#Overview of Financial Performance
Source Energy Services Ltd., based in Calgary, has released its financial performance results for the first quarter of 2026, reporting total revenues of $160.2 million. This marks a $48.3 million decrease compared to the same period in 2025, primarily driven by a downturn in customer activity due to persistent economic uncertainty and lower commodity prices.
#Key Financial Metrics
During Q1 2026, the company recorded sand sales volumes of 871,581 metric tonnes, generating sand revenues of $125.8 million, which is 23% lower than in the previous year. The realized gross margin stood at $22.0 million, indicating a 40% decline year-over-year, while the Adjusted Gross Margin decreased by 23% to $35.4 million. Furthermore, Adjusted EBITDA reached $26.3 million, down $7.4 million from Q1 2025.
#Cost Management and Operational Efficiency
The company benefitted from a reduction of $37.5 million in costs of sales, attributed to lower sales volumes and improved production efficiency. Despite the challenges, Source managed to maintain 78% utilization of its Sahara fleet, achieving full utilization in the United States during the same period.
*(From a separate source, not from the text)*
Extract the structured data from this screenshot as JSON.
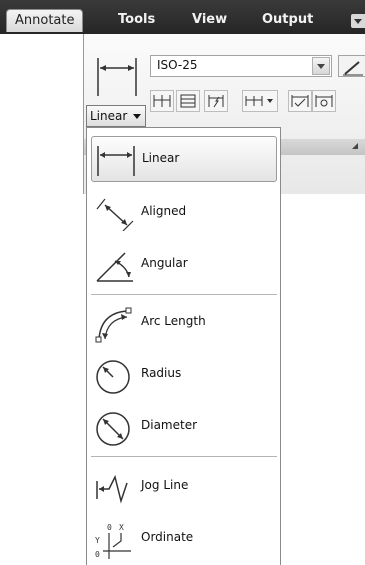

Operating and administrative expenses also saw a decrease, suggesting continued efforts to streamline operations.
#Capital Expenditures and Share Repurchase
Capital expenditures rose to $16.0 million in Q1 2026, reflecting an increase of $8.9 million compared to the previous year, as Source invests in its operational capabilities. Additionally, the company repurchased 2,500 common shares under its Normal Course Issuer Bid, totaling 467,300 shares repurchased to date, which signifies a commitment to shareholder value amid challenging market conditions.
#Business Outlook for 2026
Looking forward, Source anticipates that customer activity levels will stabilize throughout the remainder of 2026. The company highlights potential demand increases linked to ongoing liquified natural gas (LNG) projects in Western Canada, despite the cautious approach of customers towards capital budgeting in light of geopolitical uncertainties. The long-term outlook remains optimistic, focusing on the expanding proppant market driven by increased natural gas demand, especially from customers engaged in natural gas properties.
#Key Takeaways
- Source Energy Services reported Q1 2026 revenues of $160.2 million, a drop of $48.3 million compared to Q1 2025.
- Gross margins fell to $22.0 million, a 40% decrease year-over-year.
- Adjusted EBITDA was $26.3 million, down from the previous year's figures.
- Despite economic challenges, capital expenditures increased, signaling ongoing investment in future growth.
- Source expects stabilized customer activity levels throughout 2026, supported by rising LNG project demands.